Alice had called in at the tennis club for afternoon tea and a sociable chat with any of her friends who happened to be present, expecting the range of gossip exchanged to be no more sensational than the ongoing drought in the north of England and the imminent first broadcast of independent television in the London area.
Not recognizing any of her usual circle of friends, Alice ordered the club’s ‘Short Tea’ – a pot for one, bread, butter and jam – and, while she sat at a table waiting to be waited on, buried herself in the latest Good Housekeeping. She became aware that the table next to hers in the club bar was being occupied, but she had the good manners typical of a certain class of the English – something other nationalities referred to as aloofness – not to look up from her magazine.

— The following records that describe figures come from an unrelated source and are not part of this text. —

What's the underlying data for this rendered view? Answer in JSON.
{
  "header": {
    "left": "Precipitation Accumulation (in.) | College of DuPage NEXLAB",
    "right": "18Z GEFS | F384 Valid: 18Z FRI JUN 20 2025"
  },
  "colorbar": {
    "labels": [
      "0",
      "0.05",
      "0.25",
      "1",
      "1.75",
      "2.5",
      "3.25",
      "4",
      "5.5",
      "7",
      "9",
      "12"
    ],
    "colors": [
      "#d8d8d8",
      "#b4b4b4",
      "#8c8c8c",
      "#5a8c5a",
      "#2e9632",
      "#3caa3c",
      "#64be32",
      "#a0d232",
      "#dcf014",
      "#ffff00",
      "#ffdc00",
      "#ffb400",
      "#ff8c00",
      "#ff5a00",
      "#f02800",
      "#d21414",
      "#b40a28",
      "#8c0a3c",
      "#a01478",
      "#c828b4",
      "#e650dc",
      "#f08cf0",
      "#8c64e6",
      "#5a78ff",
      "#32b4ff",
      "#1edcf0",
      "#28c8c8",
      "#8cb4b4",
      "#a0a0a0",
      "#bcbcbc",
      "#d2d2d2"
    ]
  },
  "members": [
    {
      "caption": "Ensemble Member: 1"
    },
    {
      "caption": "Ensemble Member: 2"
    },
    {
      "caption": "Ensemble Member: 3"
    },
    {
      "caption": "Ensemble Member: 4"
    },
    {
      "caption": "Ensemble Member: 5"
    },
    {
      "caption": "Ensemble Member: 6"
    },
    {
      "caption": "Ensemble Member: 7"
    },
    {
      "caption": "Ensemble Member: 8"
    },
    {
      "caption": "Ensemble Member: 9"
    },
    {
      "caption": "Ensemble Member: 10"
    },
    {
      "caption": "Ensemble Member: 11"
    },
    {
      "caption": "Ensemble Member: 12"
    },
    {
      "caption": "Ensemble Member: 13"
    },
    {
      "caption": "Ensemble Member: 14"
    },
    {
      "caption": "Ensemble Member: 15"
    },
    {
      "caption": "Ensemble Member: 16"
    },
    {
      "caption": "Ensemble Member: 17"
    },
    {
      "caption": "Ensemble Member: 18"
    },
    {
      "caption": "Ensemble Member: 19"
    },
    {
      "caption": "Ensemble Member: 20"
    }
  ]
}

Out of the corner of an eye, she was aware that two people wearing white tennis kit had sat down and could not avoid hearing a male voice loudly order two glasses of ‘your finest lemon squash’ with instructions ‘not to stint on the ice cubes’ which were ‘as rare as hens’ wisdom teeth’ that summer. It was only when she heard a soft female voice say, ‘Oh, Albert, do behave!’ that she realized she was in the proximity of Lady Amanda Campion and, more interestingly, her husband.